Anabtawi even proposes that Palestinians ally themselves with J-Street, a Zionist lobby group that explicitly opposes BDS and rights for all Palestinians, and indeed does have a narrow political agenda of preserving Israel as a racist state with a guaranteed Jewish majority at the expense of the rights of Palestinian refugees and Palestinian citizens of Israel.
According to his LinkedIn profile, Anabtawi was an “Intern at Ministry of Foreign Affairs, Palestine,” a relevant institutional affiliation not disclosed in the blog post.
In the second piece, “BDS Role in Palestinian Economy,” Laila Ikram poses the question of whether “abandoning BDS” is the way for Palestinians to go, before proposing that divestment be “researched” in order to be adopted alongside “positive investment.” Encouraging “positive investment,” it turns out, is the very strategy used by the Israel lobby to undermine and derail divestment efforts.

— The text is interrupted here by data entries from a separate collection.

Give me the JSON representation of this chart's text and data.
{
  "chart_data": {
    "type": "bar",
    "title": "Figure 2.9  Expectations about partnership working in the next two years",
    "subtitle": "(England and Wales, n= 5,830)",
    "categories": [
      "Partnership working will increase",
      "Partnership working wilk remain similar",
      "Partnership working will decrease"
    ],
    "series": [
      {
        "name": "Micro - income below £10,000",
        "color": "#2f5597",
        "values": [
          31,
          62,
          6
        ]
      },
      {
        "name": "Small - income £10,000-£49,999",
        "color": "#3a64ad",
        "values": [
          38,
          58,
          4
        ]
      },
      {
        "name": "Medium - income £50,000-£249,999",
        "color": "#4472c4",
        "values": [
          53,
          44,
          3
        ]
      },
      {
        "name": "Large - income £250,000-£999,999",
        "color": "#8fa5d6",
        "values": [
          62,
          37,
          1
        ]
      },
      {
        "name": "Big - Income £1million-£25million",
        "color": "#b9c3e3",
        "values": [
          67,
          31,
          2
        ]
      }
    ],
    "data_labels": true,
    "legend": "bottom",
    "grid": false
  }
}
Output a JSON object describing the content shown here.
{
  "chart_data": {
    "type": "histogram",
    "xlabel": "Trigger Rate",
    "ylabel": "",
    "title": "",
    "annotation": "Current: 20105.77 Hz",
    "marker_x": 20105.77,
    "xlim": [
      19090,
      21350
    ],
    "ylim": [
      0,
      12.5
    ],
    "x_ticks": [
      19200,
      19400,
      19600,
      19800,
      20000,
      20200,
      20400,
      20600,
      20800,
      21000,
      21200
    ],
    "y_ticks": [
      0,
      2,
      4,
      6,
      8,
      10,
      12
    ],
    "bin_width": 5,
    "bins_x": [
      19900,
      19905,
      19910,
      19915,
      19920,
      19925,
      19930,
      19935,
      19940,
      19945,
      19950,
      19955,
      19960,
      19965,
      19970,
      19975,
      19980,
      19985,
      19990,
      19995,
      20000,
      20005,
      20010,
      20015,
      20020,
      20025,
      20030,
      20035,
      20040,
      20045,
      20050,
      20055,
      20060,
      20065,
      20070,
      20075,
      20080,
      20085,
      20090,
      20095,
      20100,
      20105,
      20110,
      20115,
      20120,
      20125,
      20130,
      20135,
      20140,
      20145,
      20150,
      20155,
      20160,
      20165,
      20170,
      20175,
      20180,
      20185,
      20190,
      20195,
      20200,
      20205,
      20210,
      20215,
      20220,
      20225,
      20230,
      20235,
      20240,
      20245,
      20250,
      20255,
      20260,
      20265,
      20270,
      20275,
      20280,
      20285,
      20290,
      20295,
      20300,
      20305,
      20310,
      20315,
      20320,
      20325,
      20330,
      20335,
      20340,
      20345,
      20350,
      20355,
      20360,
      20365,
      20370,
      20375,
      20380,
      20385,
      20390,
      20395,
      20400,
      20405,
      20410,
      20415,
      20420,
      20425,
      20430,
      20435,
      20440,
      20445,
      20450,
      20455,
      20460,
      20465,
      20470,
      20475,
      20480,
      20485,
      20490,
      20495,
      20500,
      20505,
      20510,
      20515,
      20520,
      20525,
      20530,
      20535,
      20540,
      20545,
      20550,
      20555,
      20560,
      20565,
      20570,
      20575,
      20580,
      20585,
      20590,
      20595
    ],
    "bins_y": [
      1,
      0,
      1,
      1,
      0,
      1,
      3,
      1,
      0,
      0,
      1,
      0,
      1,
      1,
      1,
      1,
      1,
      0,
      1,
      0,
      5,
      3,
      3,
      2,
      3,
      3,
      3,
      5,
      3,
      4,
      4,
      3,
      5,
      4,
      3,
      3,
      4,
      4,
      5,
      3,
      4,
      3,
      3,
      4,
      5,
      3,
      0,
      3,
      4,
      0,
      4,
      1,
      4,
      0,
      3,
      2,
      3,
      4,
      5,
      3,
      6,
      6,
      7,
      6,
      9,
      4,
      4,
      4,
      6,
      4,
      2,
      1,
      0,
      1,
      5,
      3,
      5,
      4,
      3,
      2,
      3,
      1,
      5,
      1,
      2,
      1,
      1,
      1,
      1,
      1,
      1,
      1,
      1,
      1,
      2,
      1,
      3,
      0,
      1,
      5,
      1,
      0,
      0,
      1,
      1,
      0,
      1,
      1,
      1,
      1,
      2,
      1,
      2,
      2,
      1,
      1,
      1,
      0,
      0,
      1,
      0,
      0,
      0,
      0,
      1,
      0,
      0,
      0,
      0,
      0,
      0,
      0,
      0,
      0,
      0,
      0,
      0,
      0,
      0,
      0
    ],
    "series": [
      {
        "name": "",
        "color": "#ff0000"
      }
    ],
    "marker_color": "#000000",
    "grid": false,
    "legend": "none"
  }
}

Of course this is not the first effort by the Palestinian Authority to undermine BDS. In 2010, Salam Fayyad, the externally-imposed Palestinian Authority “prime minister,” launched a call on Palestinians to boycott goods from Israeli settlements.
While this brief campaign grabbed headlines, it was actually an attempt to undermine BDS more broadly because while calling for a boycott of settlements goods only, PA officials were assuring Israel of their desire to maintain expand econonomic ties with Israel in defiance of the Palestinian BDS call.
PLO cave in leads to “missed opportunity” for Palestinian rights
On 22 March, the UN Human Rights Council adopted a weak resolution on a recent report about Israeli settlements. The resolution was condemned by a coalition of Palestinian human rights groups as a “missed opportunity.”
The human rights groups blamed the “influence of European States in dictating that a stronger, more detailed resolution would not have received consensus support at the Council.”
But this failure was entirely the fault of the PLO delegation, which is effectively a puppet of the Palestinian Authority in Ramallah.
As The Electronic Intifada exclusively reported last week, the PLO delegation had the support and opportunity to present a stronger resolution that would undoubtedly have gained a majority and could have led to concrete international action against Israel. But the PLO apparently refused to do so in order to appease its international sponsors.
Start from scratch?
Although the venerable name of the PLO has cachet, and the idea of the PLO still commands the loyalty of millions of Palestinians, in practice this body long ago lost any legitimacy or representativeness among Palestinians.
Its loss of legitimacy is so severe that in a recent analysis for The Electronic Intifada, Osamah Khalil proposed that Palestinians should abandon it altogether and start from scratch.
The latest antics at the UN and with the “Engage” forum can only bolster those who agree with Khalil.
This post was expanded and updated after initial publication.